“‘Skipper Jim,’ says I, ‘they knows us.’
“‘Sink us,’ says he, ‘they does! They knows what we is an’ what we got for’ard. Bring her to!’ he sings out t’ the man at the wheel.
“When we had the schooner up in the wind, the punt was bobbin’ in the lop off the quarter.
“‘What ship’s that?’ says the man in the bow.
“‘Sink or Swim,’ says the skipper.
“‘You get out o’ here, curse you!’ says the man. ‘We don’t want you here. They’s news o’ you in every port o’ the coast.’
“‘I’ll bide here ’til I’m ready t’ go, sink you!’ says the skipper.
“‘Oh, no, you won’t!’ says the man. ‘I’ve a gun or two that says you’ll be t’ sea agin in half an hour if the wind holds.’
“So when we was well out t’ sea agin, the cook he says t’ me that he’ve a wonderful fondness for a run ashore in a friendly port, but he’ve no mind t’ be shot for a mad dog. ‘An’ we better bide aboard,’ says the second hand; ‘for ’tis like we’ll be took for mad dogs wherever we tries t’ land.’ Down went the skipper, staggerin’ sick; an’ they wasn’t a man among us would put a head in the forecastle t’ ask for orders. So we beat about for a day or two in a foolish way; for, look you! havin’ in mind them Rocky Harbour rifles, we didn’t well know what t’ do. Three days ago it blew up black an’ frothy—a nor’east switcher, with a rippin’ wind an’ a sea o’ mountains. ’Twas no place for a short-handed schooner. Believe me, sir, ’twas no place at all! ’Twas time t’ run for harbour, come what might; so we asked the cook t’ take charge. The cook says t’ me that he’d rather be a cook than a skipper, an’ a skipper than a ship’s undertaker, but he’ve no objection t’ turn his hand t’ anything t’ ’blige a party o’ friends: which he’ll do, says he, by takin’ the schooner t’ Broad Cove o’ the Harbourless Shore, which is a bad shelter in a nor’east gale, says he, but the best he can manage.

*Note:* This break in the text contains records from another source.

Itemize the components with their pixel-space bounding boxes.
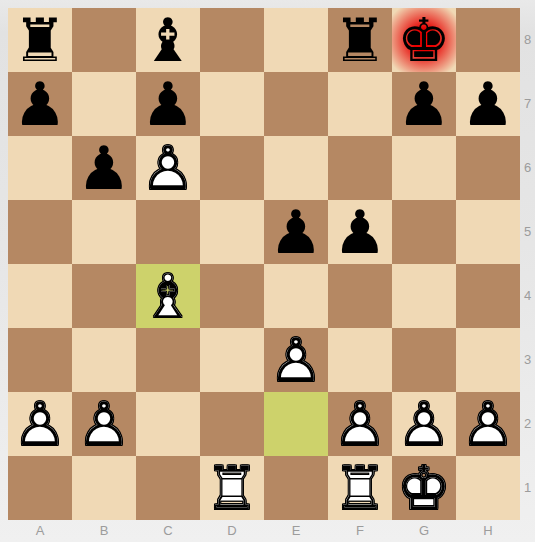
square-f7[interactable]	[328, 72, 392, 136]
rank-label-6: 6	[520, 136, 535, 200]
black-pawn-outline: ♙	[264, 200, 328, 264]
white-pawn[interactable]: ♟♙	[456, 392, 520, 456]
square-a4[interactable]	[8, 264, 72, 328]
square-b6[interactable]: ♟♙	[72, 136, 136, 200]
square-e8[interactable]	[264, 8, 328, 72]
rank-label-4: 4	[520, 264, 535, 328]
square-h6[interactable]	[456, 136, 520, 200]
square-e4[interactable]	[264, 264, 328, 328]
file-labels: ABCDEFGH	[8, 521, 520, 541]
square-f5[interactable]: ♟♙	[328, 200, 392, 264]
square-g6[interactable]	[392, 136, 456, 200]
black-pawn[interactable]: ♟♙	[456, 72, 520, 136]
rank-label-1: 1	[520, 456, 535, 520]
file-label-h: H	[456, 521, 520, 541]
black-pawn-outline: ♙	[456, 72, 520, 136]
white-king-outline: ♔	[392, 456, 456, 520]
white-pawn-outline: ♙	[136, 136, 200, 200]
file-label-b: B	[72, 521, 136, 541]
square-c7[interactable]: ♟♙	[136, 72, 200, 136]
square-d3[interactable]	[200, 328, 264, 392]
white-bishop[interactable]: ♝♗	[136, 264, 200, 328]
file-label-g: G	[392, 521, 456, 541]
square-e1[interactable]	[264, 456, 328, 520]
file-label-a: A	[8, 521, 72, 541]
white-pawn[interactable]: ♟♙	[8, 392, 72, 456]
square-a1[interactable]	[8, 456, 72, 520]
square-e7[interactable]	[264, 72, 328, 136]
black-pawn[interactable]: ♟♙	[264, 200, 328, 264]
black-pawn-outline: ♙	[8, 72, 72, 136]
square-d6[interactable]	[200, 136, 264, 200]
square-h7[interactable]: ♟♙	[456, 72, 520, 136]
rank-label-8: 8	[520, 8, 535, 72]
square-b8[interactable]	[72, 8, 136, 72]
rank-label-5: 5	[520, 200, 535, 264]
square-h3[interactable]	[456, 328, 520, 392]
square-g7[interactable]: ♟♙	[392, 72, 456, 136]
black-rook[interactable]: ♜♖	[328, 8, 392, 72]
square-g8[interactable]: ♚♔	[392, 8, 456, 72]
black-king[interactable]: ♚♔	[392, 8, 456, 72]
square-g5[interactable]	[392, 200, 456, 264]
square-h5[interactable]	[456, 200, 520, 264]
square-d7[interactable]	[200, 72, 264, 136]
square-e3[interactable]: ♟♙	[264, 328, 328, 392]
white-pawn[interactable]: ♟♙	[392, 392, 456, 456]
square-a5[interactable]	[8, 200, 72, 264]
white-king[interactable]: ♚♔	[392, 456, 456, 520]
square-b2[interactable]: ♟♙	[72, 392, 136, 456]
white-pawn[interactable]: ♟♙	[72, 392, 136, 456]
square-g2[interactable]: ♟♙	[392, 392, 456, 456]
white-pawn-outline: ♙	[392, 392, 456, 456]
square-c3[interactable]	[136, 328, 200, 392]
white-pawn-outline: ♙	[72, 392, 136, 456]
black-pawn[interactable]: ♟♙	[328, 200, 392, 264]
square-e2[interactable]	[264, 392, 328, 456]
square-b1[interactable]	[72, 456, 136, 520]
square-g3[interactable]	[392, 328, 456, 392]
black-pawn[interactable]: ♟♙	[136, 72, 200, 136]
white-rook-outline: ♖	[200, 456, 264, 520]
black-bishop-outline: ♗	[136, 8, 200, 72]
square-h4[interactable]	[456, 264, 520, 328]
square-d5[interactable]	[200, 200, 264, 264]
black-pawn-outline: ♙	[136, 72, 200, 136]
black-rook-outline: ♖	[328, 8, 392, 72]
square-a8[interactable]: ♜♖	[8, 8, 72, 72]
black-pawn[interactable]: ♟♙	[72, 136, 136, 200]
square-a2[interactable]: ♟♙	[8, 392, 72, 456]
square-f4[interactable]	[328, 264, 392, 328]
square-g1[interactable]: ♚♔	[392, 456, 456, 520]
square-f8[interactable]: ♜♖	[328, 8, 392, 72]
square-h8[interactable]	[456, 8, 520, 72]
square-f1[interactable]: ♜♖	[328, 456, 392, 520]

“So we up an’ laid a course for Broad Cove; an’ they was three schooners harboured there when we run in. We anchored well outside o’ them; an’, sure, we thought the schooner was safe, for we knowed she’d ride out what was blowin’, if it took so much as a week t’ blow out. But it blowed harder—harder yet: a thick wind, squally, too, blowin’ dead on shore, where the breakers was leapin’ half-way up the cliff. By midnight the seas was smotherin’ her, fore an’ aft, an’ she was tuggin’ at her bow anchor chain like a fish at the line. Lord! many a time I thought she’d rip her nose off when a hill o’ suddy water come atop of her with a thud an’ a hiss.